Download lvc-ferrite.asc, the schematic file for the LTspice XVII.
シミュレーション結果
Transient response (Len = 400 mm)
- 直列終端抵抗の代わりにチップ・フェライトだけを用いた場合、信号の受信端 (f1) では反射がなかなか減衰せずにパルス波形が大きく崩れています。
- 直列終端抵抗の代わりにチップ・フェライトを用い、受信端 (f2) に線路インピーダンスの約2倍の並列終端抵抗を追加した場合、反射は比較的速やかに減衰しています。
- 直列終端抵抗を用い、受信端 (f3) に負荷容量 C9 を僅かに追加した場合、反射は速やかに減少し、適度に帯域の制限された波形となっています。
周波数解析結果
FFT results (Len = 400 mm)
- 受信端 (f1) では fclk の基本波辺りに盛り上がりがあり、反射により振幅が増大しているのが見て取れます。
- 受信端 (f2) では並列終端により、振幅が減少しているのが見て取れます。
- 受信端 (f3) では クロック周波数 fclk の 10 倍以上を帯域外として考えてみると、 500 MHz 以上の帯域外において振幅が大きく減少しているのが見て取れます。 これは C9 の ESL L3 とあわせて帯域外に伝送ゼロ点のある LPF を形成しているからです。

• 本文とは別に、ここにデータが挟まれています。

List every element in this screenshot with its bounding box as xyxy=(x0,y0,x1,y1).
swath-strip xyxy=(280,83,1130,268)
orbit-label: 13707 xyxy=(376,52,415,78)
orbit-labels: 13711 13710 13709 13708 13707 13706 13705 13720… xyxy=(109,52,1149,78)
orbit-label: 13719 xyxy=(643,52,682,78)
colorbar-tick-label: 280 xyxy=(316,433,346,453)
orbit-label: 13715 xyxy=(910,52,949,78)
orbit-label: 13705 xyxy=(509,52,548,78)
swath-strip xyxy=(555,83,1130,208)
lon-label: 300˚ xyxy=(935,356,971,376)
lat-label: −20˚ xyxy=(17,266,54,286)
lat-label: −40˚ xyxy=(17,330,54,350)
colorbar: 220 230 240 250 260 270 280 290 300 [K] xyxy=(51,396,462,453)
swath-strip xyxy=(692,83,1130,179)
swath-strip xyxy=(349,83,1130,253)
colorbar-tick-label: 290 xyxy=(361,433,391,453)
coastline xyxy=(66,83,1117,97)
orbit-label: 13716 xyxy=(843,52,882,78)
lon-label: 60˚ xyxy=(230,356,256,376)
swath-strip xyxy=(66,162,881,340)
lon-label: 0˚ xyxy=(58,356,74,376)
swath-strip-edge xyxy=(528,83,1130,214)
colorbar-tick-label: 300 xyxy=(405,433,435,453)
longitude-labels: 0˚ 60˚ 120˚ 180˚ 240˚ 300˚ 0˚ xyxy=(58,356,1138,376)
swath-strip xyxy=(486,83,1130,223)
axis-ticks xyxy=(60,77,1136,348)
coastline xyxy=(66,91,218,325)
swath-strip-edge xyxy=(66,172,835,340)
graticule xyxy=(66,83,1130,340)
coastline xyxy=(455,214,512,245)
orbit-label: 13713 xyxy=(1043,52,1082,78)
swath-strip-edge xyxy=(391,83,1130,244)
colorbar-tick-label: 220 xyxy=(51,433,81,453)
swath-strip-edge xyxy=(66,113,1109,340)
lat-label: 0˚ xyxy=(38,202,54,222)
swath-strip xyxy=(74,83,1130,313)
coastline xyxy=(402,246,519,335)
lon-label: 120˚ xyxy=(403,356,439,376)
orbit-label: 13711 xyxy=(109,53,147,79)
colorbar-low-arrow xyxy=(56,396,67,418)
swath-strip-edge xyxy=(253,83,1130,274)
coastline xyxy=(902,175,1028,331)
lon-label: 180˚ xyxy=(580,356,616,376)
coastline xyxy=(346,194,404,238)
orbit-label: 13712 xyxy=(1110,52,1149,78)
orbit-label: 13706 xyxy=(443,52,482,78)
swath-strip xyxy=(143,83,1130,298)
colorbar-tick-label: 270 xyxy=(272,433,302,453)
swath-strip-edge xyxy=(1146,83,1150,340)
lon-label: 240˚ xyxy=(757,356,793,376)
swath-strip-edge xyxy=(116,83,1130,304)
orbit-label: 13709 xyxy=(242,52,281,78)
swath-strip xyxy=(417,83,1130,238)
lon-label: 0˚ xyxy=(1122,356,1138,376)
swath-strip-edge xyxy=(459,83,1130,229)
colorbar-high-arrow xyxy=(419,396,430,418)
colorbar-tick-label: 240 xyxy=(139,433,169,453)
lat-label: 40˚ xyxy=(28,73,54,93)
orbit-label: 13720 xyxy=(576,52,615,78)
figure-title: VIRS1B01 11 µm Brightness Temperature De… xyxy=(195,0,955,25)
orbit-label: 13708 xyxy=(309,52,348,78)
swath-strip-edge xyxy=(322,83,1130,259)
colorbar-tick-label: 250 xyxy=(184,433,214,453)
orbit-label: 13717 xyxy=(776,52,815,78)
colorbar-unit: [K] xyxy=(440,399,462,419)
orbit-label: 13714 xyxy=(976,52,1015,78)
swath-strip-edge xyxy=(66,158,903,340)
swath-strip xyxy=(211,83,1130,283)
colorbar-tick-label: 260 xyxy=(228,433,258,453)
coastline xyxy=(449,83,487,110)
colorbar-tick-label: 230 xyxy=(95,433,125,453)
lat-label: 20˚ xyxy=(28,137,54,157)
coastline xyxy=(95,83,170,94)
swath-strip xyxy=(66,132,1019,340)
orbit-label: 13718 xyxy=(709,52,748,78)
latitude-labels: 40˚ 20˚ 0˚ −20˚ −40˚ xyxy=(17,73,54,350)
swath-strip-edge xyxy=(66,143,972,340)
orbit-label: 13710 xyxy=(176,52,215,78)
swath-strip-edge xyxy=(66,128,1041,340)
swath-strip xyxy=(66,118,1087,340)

これらのシミュレーションでは、正しく設計された素子値の直列終端抵抗を使用することが、高速デジタル信号の伝送において重要であることが確認できました。 EMC の観点からは、帯域外の信号レベルは直列終端+小さな負荷容量の組み合わせの方が、 チップ・フェライトを使用した場合よりも下げられて優位性があることがわかりました。